Sesekali terdengar suara detak air menetes dari stalagtit saat jatuh ke kolam kecil di
bawahnya. Berdoa atau bermeditsi di gua Cing Coleng memberi pengalaman iman yang amat
berkesan. Meskipun berkomunikasi dengan Sang Pencipta merupakan pengalaman pribadi dan
tentu saja setiap orang memiliki pendapat yang berbeda. Namun ketenangan dan ketenteraman
bathin sungguh terasa sepulang dari sana. Gua Cingcoleng terletak Desa Tengku Leda 3 km dari
Benteng Jawa ibu kota Kecamatan Lambaleda. Aktivitas yang dapat dilakukan: selain sebagai
tempat ziarah bagi umat katolik, pengunjung di Gua Cing Coleng juga bisa melakukan aktivitas
adalah menelusuri bagian dalam gua, tracking di daerah pertanian di sekitar gua.
Gua Cing Coleng bisa ditempuh dengan kendaraan roda dua atau roda empat baik dari Ruteng
maupun dari Borong. Jarak dari Ruteng sejauh 57km, dapat ditempuh dalam 2 jam. Jarak dari
Borong sejauh 74km, dapat ditempuh dalam 2,5 jam. Jalan yang dilalui cukup bagus.

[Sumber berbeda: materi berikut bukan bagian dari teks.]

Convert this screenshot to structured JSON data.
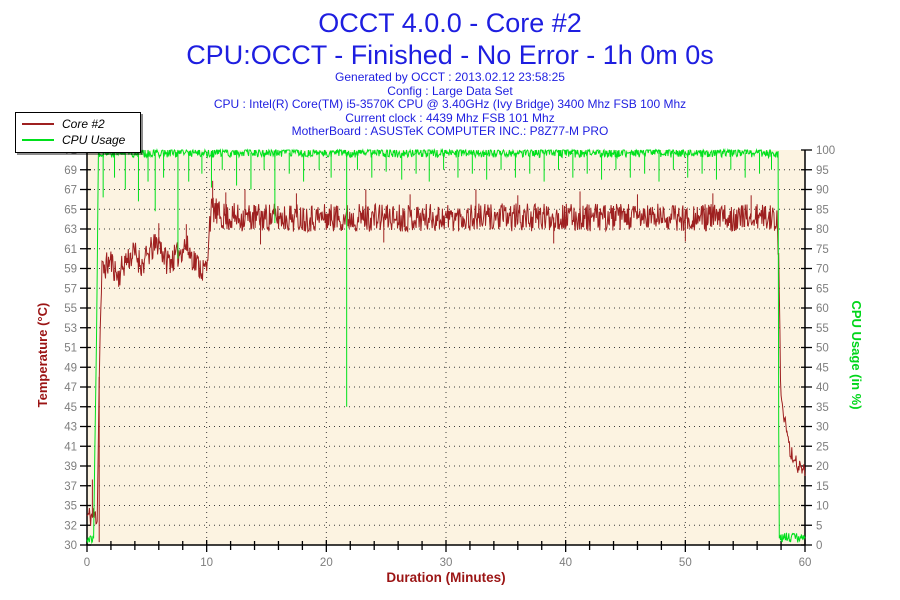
{
  "header": {
    "title": "OCCT 4.0.0 - Core #2",
    "subtitle": "CPU:OCCT - Finished - No Error - 1h 0m 0s",
    "info_lines": [
      "Generated by OCCT : 2013.02.12 23:58:25",
      "Config : Large Data Set",
      "CPU : Intel(R) Core(TM) i5-3570K CPU @ 3.40GHz (Ivy Bridge) 3400 Mhz FSB 100 Mhz",
      "Current clock : 4439 Mhz FSB 101 Mhz",
      "MotherBoard : ASUSTeK COMPUTER INC.: P8Z77-M PRO"
    ],
    "title_color": "#1e1ee0"
  },
  "legend": {
    "items": [
      {
        "label": "Core #2",
        "color": "#9e2020"
      },
      {
        "label": "CPU Usage",
        "color": "#00e01c"
      }
    ]
  },
  "chart_data": {
    "type": "line",
    "title": "OCCT 4.0.0 - Core #2",
    "xlabel": "Duration (Minutes)",
    "x_range": [
      0,
      60
    ],
    "x_tick_labels": [
      "0",
      "10",
      "20",
      "30",
      "40",
      "50",
      "60"
    ],
    "x_minor_step": 2,
    "grid": "dotted",
    "plot_bg": "#fcf3e1",
    "grid_color": "#3c3c3c",
    "tick_label_color": "#7e7e7e",
    "axis_color": "#000000",
    "y_left": {
      "label": "Temperature (°C)",
      "label_color": "#9b1414",
      "range": [
        30,
        71
      ],
      "tick_labels_top_to_bottom": [
        "71",
        "69",
        "67",
        "65",
        "63",
        "61",
        "59",
        "57",
        "55",
        "53",
        "51",
        "49",
        "47",
        "45",
        "43",
        "41",
        "39",
        "37",
        "35",
        "32",
        "30"
      ]
    },
    "y_right": {
      "label": "CPU Usage (in %)",
      "label_color": "#00d61a",
      "range": [
        0,
        100
      ],
      "tick_labels_top_to_bottom": [
        "100",
        "95",
        "90",
        "85",
        "80",
        "75",
        "70",
        "65",
        "60",
        "55",
        "50",
        "45",
        "40",
        "35",
        "30",
        "25",
        "20",
        "15",
        "10",
        "5",
        "0"
      ]
    },
    "series": [
      {
        "name": "Core #2",
        "axis": "left",
        "color": "#9e2020",
        "seed": 11,
        "clamp": [
          30,
          71
        ],
        "base_points": [
          [
            0,
            33
          ],
          [
            0.85,
            33
          ],
          [
            1.05,
            50
          ],
          [
            1.25,
            58.5
          ],
          [
            2,
            59.5
          ],
          [
            2.6,
            57.8
          ],
          [
            3.2,
            59.5
          ],
          [
            4,
            60.3
          ],
          [
            4.6,
            59
          ],
          [
            5.3,
            60.5
          ],
          [
            6,
            61.5
          ],
          [
            6.6,
            59.5
          ],
          [
            7.4,
            59.8
          ],
          [
            8.2,
            61.2
          ],
          [
            9,
            59.5
          ],
          [
            9.7,
            58.5
          ],
          [
            10.05,
            58.8
          ],
          [
            10.2,
            63.5
          ],
          [
            10.5,
            65
          ],
          [
            11,
            64.2
          ],
          [
            12,
            64
          ],
          [
            20,
            64
          ],
          [
            30,
            64
          ],
          [
            40,
            64
          ],
          [
            50,
            64
          ],
          [
            57.7,
            64
          ],
          [
            57.82,
            58
          ],
          [
            57.95,
            47
          ],
          [
            58.1,
            43.8
          ],
          [
            58.35,
            42.5
          ],
          [
            58.55,
            40.5
          ],
          [
            58.9,
            39.5
          ],
          [
            59.2,
            38.6
          ],
          [
            59.6,
            38
          ],
          [
            60,
            37.8
          ]
        ],
        "noise_amp": [
          [
            0,
            1.2
          ],
          [
            0.85,
            1.2
          ],
          [
            1.25,
            1.4
          ],
          [
            9.7,
            1.4
          ],
          [
            10.2,
            1.5
          ],
          [
            57.7,
            1.4
          ],
          [
            58.0,
            1.2
          ],
          [
            58.4,
            1.0
          ],
          [
            60,
            0.7
          ]
        ],
        "spikes": [
          [
            0.45,
            36.8
          ],
          [
            1.02,
            30.3
          ],
          [
            6.0,
            63.4
          ],
          [
            8.3,
            63.3
          ],
          [
            10.5,
            67.8
          ],
          [
            11.6,
            66.6
          ],
          [
            13.2,
            66.9
          ],
          [
            14.5,
            61.2
          ],
          [
            17.5,
            66.5
          ],
          [
            23.3,
            66.9
          ],
          [
            24.8,
            61.4
          ],
          [
            27.0,
            66.4
          ],
          [
            32.5,
            66.9
          ],
          [
            36.0,
            66.3
          ],
          [
            39.0,
            61.3
          ],
          [
            41.2,
            66.7
          ],
          [
            46.0,
            66.4
          ],
          [
            50.0,
            61.5
          ],
          [
            52.3,
            66.5
          ],
          [
            55.5,
            66.3
          ]
        ]
      },
      {
        "name": "CPU Usage",
        "axis": "right",
        "color": "#00e01c",
        "seed": 77,
        "clamp": [
          0,
          100
        ],
        "base_points": [
          [
            0,
            1.5
          ],
          [
            0.55,
            1.5
          ],
          [
            0.8,
            55
          ],
          [
            0.95,
            99.3
          ],
          [
            57.75,
            99.3
          ],
          [
            57.82,
            2
          ],
          [
            58.5,
            1.9
          ],
          [
            60,
            1.8
          ]
        ],
        "noise_amp": [
          [
            0,
            1.0
          ],
          [
            0.55,
            1.0
          ],
          [
            0.95,
            1.2
          ],
          [
            57.75,
            1.2
          ],
          [
            57.82,
            1.2
          ],
          [
            60,
            1.2
          ]
        ],
        "spikes": [
          [
            1.35,
            88
          ],
          [
            2.3,
            93
          ],
          [
            3.2,
            90
          ],
          [
            4.3,
            87
          ],
          [
            5.1,
            92
          ],
          [
            5.7,
            84.5
          ],
          [
            6.4,
            93
          ],
          [
            7.6,
            72.5
          ],
          [
            8.5,
            92
          ],
          [
            9.6,
            94
          ],
          [
            10.4,
            90.5
          ],
          [
            11.3,
            95
          ],
          [
            12.5,
            91
          ],
          [
            13.7,
            90
          ],
          [
            14.8,
            95
          ],
          [
            15.7,
            81.5
          ],
          [
            16.9,
            94
          ],
          [
            18.1,
            92
          ],
          [
            19.4,
            95
          ],
          [
            20.4,
            93
          ],
          [
            21.7,
            35
          ],
          [
            22.6,
            95
          ],
          [
            23.8,
            93
          ],
          [
            25.0,
            94.5
          ],
          [
            26.3,
            92.5
          ],
          [
            27.5,
            94
          ],
          [
            28.6,
            92
          ],
          [
            29.8,
            95
          ],
          [
            31.0,
            93
          ],
          [
            32.2,
            94
          ],
          [
            33.4,
            92.5
          ],
          [
            34.6,
            95
          ],
          [
            35.8,
            93
          ],
          [
            37.0,
            94
          ],
          [
            38.2,
            92
          ],
          [
            39.4,
            95
          ],
          [
            40.6,
            93
          ],
          [
            41.8,
            94
          ],
          [
            43.0,
            92.5
          ],
          [
            44.2,
            95
          ],
          [
            45.4,
            93
          ],
          [
            46.6,
            94
          ],
          [
            47.8,
            92
          ],
          [
            49.0,
            95
          ],
          [
            50.2,
            93
          ],
          [
            51.4,
            94
          ],
          [
            52.6,
            92.5
          ],
          [
            53.8,
            95
          ],
          [
            55.0,
            93
          ],
          [
            56.2,
            94
          ],
          [
            57.2,
            95
          ]
        ]
      }
    ]
  }
}
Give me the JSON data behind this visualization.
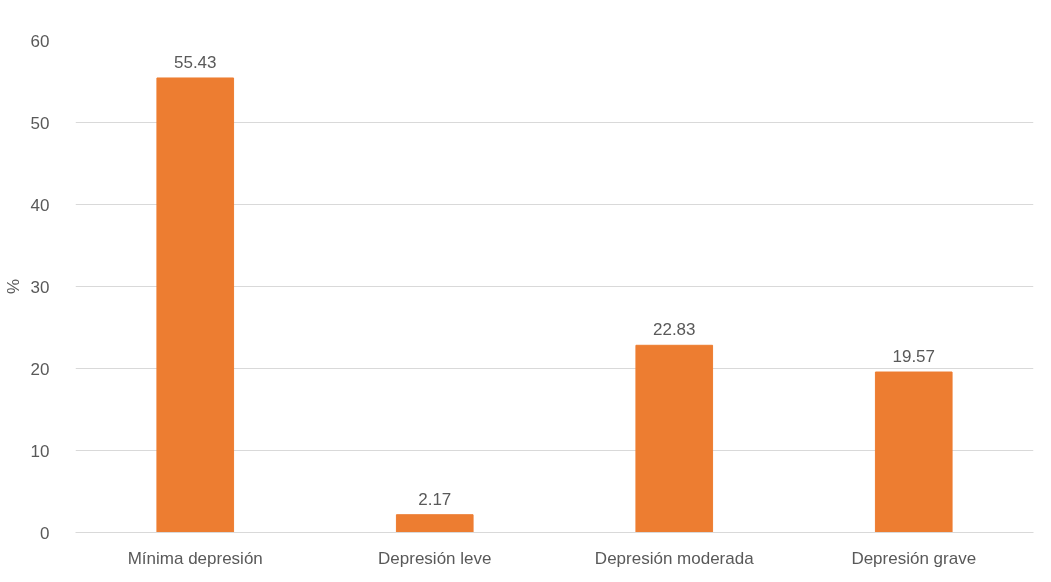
{
  "chart_data": {
    "type": "bar",
    "ylabel": "%",
    "categories": [
      "Mínima depresión",
      "Depresión leve",
      "Depresión moderada",
      "Depresión grave"
    ],
    "values": [
      55.43,
      2.17,
      22.83,
      19.57
    ],
    "color": "#ed7d31",
    "ylim": [
      0,
      60
    ],
    "yticks": [
      0,
      10,
      20,
      30,
      40,
      50,
      60
    ],
    "grid": "y",
    "data_labels": true
  }
}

Rede Cunca Highest Waterfall in West Flores


international and domestic tourists are not yet familiar with the island of Flores, East Nusa
Tenggara (NTT) in spending vacation time, if not a trip to Niagara Cunca Rede. Niagara Cunca
highest Rede West Flores. Estimated height of this waterfall is 70 meters. This waterfall is
located in Kampung Ntaur, Lokom Sano Village, District Ranamese, East Manggarai district,
western part of Flores, NTT.
This waterfall is the only waterfall located in East Manggarai regency. This waterfall is located
in Central Park Nature Ruteng (Twar) which is managed by the Natural Resources Conservation
Center Ruteng.
Niagara Cunca Rede is under the foot of Mount Ranaka. To get to the waterfall is not difficult
for foreign and domestic tourists. The difficulty now is a map to the location of the waterfall is
no.
For tourists coming from Labuan Bajo, where animals live magic dragons down eastward
Lembor while passing through rice fields and enjoy the cool city of Ruteng.
Then from Ruteng, Manggarai regency capital, tourists continue to move eastward on the road
Transflores Labuan Bajo Maumere while enjoying the pristine scenery in the western part of
Flores Island. Prior to the waterfall inside the forest, tourists can also visit Lake Ranamese
located on the roadside Transflores.